Consider the Cuntz algebra $\mathcal{O}_2$ in two generators $s_1,s_2$. Let $\lambda:\mathcal{O}_2\to \mathcal{O}_2$ given by $$\lambda(a)=s_1as_1^*+s_2as_2^*.$$ Let $(a_n)_{n\in\mathbb{N}}\subset \mathcal{O}_2$ be a bounded sequence.
In going through a proof in which one uses the following fact:
$\lim\limits_{n\to\infty}\|a_nb-ba_n\|=0$ if and only if $\lim\limits_{n\to\infty}\|\lambda(a_n)-a_n\|=0$ $\;\star$.
it's only calculation in both directions, but I don't get this..
I tried to prove both directions using the following facts: Set $u=\sum\limits_{i=1}^2\lambda(s_i)s_i^*\in\mathcal{O}_2$. $u$ is an unitary element (with $u=u^*)$. Let $\lambda_u:\mathcal{O}_2\to \mathcal{O}_2$ given by $\lambda_u(s_j)=us_j.$ One has $\lambda=\lambda_u$. However, my calculations were pointless.
Why is $\star$ correct? I appreciate your help.

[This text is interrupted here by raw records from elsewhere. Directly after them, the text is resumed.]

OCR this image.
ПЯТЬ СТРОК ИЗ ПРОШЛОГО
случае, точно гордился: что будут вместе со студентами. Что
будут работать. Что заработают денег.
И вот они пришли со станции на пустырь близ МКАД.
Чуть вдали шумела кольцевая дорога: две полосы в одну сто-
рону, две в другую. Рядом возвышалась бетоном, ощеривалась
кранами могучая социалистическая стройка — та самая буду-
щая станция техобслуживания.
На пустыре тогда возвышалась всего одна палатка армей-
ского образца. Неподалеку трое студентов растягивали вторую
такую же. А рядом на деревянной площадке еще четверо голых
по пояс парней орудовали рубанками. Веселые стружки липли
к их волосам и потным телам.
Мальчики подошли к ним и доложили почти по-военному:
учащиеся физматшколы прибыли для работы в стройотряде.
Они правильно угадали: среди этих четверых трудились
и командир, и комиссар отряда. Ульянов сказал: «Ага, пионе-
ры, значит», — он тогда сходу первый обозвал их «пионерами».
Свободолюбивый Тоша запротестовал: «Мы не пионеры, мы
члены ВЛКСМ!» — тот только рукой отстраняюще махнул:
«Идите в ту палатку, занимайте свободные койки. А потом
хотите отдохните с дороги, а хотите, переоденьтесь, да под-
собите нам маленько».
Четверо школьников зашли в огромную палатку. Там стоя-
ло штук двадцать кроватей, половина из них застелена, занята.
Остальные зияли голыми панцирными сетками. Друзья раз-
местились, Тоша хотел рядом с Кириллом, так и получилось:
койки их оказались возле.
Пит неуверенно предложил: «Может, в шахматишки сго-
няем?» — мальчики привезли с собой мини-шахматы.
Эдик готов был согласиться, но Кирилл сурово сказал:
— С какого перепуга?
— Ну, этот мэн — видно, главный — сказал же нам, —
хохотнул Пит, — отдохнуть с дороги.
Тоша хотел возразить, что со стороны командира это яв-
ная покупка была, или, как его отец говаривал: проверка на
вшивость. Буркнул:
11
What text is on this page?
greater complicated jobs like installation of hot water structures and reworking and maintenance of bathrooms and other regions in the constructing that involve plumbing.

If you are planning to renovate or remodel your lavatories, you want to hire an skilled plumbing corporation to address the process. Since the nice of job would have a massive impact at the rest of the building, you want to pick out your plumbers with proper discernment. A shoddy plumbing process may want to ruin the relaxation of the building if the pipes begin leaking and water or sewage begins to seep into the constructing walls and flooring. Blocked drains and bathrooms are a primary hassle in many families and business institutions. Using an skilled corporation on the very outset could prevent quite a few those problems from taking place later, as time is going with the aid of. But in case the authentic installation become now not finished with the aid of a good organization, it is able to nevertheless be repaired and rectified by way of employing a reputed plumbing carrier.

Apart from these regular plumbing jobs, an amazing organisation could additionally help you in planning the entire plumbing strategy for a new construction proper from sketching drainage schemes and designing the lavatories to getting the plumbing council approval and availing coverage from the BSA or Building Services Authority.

If $a_nb-ba_n\to0$ for all $b\in \mathcal O_2$, then write (using $s_1s_1^*+s_2s_2^*=I$) $$ \lambda(a_n)-a_n=(s_1a_n-a_ns_1)s_1^*+(s_2a_n-a_ns_2)s_2^*\to0. $$ Conversely, if $\lambda(a_n)-a_n\to0$, this is $$ s_1a_ns_1^*+s_2a_ns_2^*-a_n\to0. $$ Using that $s_2^*s_1=0$ we get by multiplying by $s_1$ on the right (recall that $s_1,s_2$ are isometries) that $$s_1a_n-a_ns_1\to0.$$Multiplying by $s_1^*$ on the left, $$a_ns_1^*-s_1^*a_n\to0.$$ And similarly with $s_2$. Now we can use this to show that $$a_nb-ba_n\to0$$ for any $b$ that is a polynomial in $s_1,s_1^*,s_2,s_2^*$. And now we can pass to any $b$ by a density argument.